All possible trajectories in a game are represented as a tree. In this tree, a node is a State and is associated to a specific history of moves for all players. Transitions are actions taken by players (in case of a simultaneous node, the transition is composed of the actions for all players).

Note that in most games, we deal with chance (i.e. any source of randomness) using a an explicit player (the "chance" player, which has id kChancePlayerId). For example, in Poker, the root state would just be the players without any cards, and the first transitions will be chance nodes to deal the cards to the players (in practice once card is dealt per transition).

See spiel.h for the full API description. For example, game.NewInitialState() will return the root State. Then, state.LegalActions() can be used to get the possible legal actions and state.ApplyAction(action) can be used to update state in place to play the given action (use state.Child(action) to create a new state and apply the action to it).

Loading a game

The games are all implemented in C++ in open_spiel/games. Available games names can be listed using RegisteredNames().

A game can be created from its name and its arguments (which usually have defaults). There are 2 ways to create a game:

  • Using the game name and a structured GameParameters object (which, in Python, is a dictionary from argument name to compatible types (int, bool, str or a further dict). e.g. {"players": 3} with LoadGame.
  • Using a string representation such as kuhn_poker(players=3), giving LoadGame(kuhn_poker(players=3)). See open_spiel/game_parameters.cc for the exact syntax.

Creating sequential games from simultaneous games

It is possible to apply generic game transformations (see open_spiel/game_transforms/) such as loading an n-players simultaneous games into an equivalent turn-based game where simultaneous moves are encoded as n turns.

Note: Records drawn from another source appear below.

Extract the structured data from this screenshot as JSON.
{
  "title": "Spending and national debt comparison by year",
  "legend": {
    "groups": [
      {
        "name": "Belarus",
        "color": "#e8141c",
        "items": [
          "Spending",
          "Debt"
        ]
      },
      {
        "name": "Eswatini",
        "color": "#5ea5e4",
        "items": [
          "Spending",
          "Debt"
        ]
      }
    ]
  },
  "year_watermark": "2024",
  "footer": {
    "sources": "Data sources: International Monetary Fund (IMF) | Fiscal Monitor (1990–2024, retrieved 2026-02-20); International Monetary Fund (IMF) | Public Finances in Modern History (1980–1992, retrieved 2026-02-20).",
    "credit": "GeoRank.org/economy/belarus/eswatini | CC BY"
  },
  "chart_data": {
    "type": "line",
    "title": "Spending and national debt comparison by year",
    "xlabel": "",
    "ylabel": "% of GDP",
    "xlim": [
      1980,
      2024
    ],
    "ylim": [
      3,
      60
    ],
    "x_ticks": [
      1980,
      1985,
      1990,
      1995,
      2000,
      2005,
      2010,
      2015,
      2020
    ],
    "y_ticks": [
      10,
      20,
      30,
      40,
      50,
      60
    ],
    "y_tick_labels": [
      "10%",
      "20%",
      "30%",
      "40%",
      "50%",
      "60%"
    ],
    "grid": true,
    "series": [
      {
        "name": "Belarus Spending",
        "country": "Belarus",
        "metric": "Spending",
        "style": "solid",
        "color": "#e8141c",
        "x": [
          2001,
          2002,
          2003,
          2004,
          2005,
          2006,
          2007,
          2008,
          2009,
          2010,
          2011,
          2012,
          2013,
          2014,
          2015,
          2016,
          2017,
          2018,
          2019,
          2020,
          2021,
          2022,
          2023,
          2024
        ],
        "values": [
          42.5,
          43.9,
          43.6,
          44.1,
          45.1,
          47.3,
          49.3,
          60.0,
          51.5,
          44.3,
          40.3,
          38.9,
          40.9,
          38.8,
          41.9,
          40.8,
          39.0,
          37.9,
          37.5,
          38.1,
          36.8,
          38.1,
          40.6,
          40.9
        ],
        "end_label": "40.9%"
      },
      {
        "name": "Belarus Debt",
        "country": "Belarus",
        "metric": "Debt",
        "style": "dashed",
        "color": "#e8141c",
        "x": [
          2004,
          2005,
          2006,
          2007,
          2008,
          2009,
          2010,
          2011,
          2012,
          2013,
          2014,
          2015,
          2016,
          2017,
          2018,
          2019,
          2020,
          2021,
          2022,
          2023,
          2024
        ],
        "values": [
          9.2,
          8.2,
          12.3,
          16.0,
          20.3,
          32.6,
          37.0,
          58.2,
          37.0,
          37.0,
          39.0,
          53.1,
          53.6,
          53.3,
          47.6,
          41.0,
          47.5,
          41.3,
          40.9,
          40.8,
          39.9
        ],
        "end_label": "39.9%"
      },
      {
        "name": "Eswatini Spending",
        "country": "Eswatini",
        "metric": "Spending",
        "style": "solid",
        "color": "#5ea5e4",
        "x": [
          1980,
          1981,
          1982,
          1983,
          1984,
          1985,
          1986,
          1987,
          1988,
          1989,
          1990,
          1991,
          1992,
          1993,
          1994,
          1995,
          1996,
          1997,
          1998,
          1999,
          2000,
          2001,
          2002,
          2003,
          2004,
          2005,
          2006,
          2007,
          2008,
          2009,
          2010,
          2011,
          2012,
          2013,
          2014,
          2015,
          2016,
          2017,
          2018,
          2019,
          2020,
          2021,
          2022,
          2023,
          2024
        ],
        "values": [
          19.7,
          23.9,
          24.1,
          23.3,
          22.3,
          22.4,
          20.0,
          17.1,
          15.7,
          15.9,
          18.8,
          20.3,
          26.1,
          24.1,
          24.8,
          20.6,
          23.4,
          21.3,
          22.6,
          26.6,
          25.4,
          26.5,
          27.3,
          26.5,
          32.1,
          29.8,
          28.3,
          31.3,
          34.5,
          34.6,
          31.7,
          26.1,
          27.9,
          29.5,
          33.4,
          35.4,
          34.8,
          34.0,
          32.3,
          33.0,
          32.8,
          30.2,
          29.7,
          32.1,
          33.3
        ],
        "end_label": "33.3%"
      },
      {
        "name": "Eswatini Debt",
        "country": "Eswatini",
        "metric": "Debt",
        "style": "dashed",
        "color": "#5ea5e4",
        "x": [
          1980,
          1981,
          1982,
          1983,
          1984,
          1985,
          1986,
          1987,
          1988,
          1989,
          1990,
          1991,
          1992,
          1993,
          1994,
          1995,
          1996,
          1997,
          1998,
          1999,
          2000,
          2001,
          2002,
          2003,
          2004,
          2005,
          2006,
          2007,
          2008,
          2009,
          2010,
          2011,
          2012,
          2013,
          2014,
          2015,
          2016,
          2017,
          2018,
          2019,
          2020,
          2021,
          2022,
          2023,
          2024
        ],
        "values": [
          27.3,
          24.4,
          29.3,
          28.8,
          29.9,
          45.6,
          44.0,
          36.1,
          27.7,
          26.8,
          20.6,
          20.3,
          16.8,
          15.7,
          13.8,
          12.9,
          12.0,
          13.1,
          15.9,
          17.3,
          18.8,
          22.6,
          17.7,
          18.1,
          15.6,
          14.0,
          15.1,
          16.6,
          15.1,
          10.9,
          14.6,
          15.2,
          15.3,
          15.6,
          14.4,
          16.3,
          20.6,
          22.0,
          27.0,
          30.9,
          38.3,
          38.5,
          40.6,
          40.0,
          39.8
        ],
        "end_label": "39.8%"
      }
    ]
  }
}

One can use LoadGameAsTurnBased(game), or use the string representation, such as turn_based_simultaneous_game(game=goofspiel(imp_info=True,num_cards=4,points_order=descending)).

Playing a trajectory

Here are for example the Python code to play one trajectory:

import random
import pyspiel
import numpy as np

game = pyspiel.load_game("kuhn_poker")
state = game.new_initial_state()
while not state.is_terminal():
  legal_actions = state.legal_actions()
  if state.is_chance_node():
    # Sample a chance event outcome.
    outcomes_with_probs = state.chance_outcomes()
    action_list, prob_list = zip(*outcomes_with_probs)
    action = np.random.choice(action_list, p=prob_list)
    state.apply_action(action)
  else:
    # The algorithm can pick an action based on an observation (fully observable
    # games) or an information state (information available for that player)
    # We arbitrarily select the first available action as an example.
    action = legal_actions[0]
    state.apply_action(action)

See open_spiel/python/examples/example.py for a more thorough example that covers more use of the core API.

See open_spiel/python/examples/playthrough.py (and open_spiel/python/algorithms/generate_playthrough.py) for an richer example generating a playthrough and printing all available information.

In C++, see open_spiel/examples/example.cc which generates random trajectories.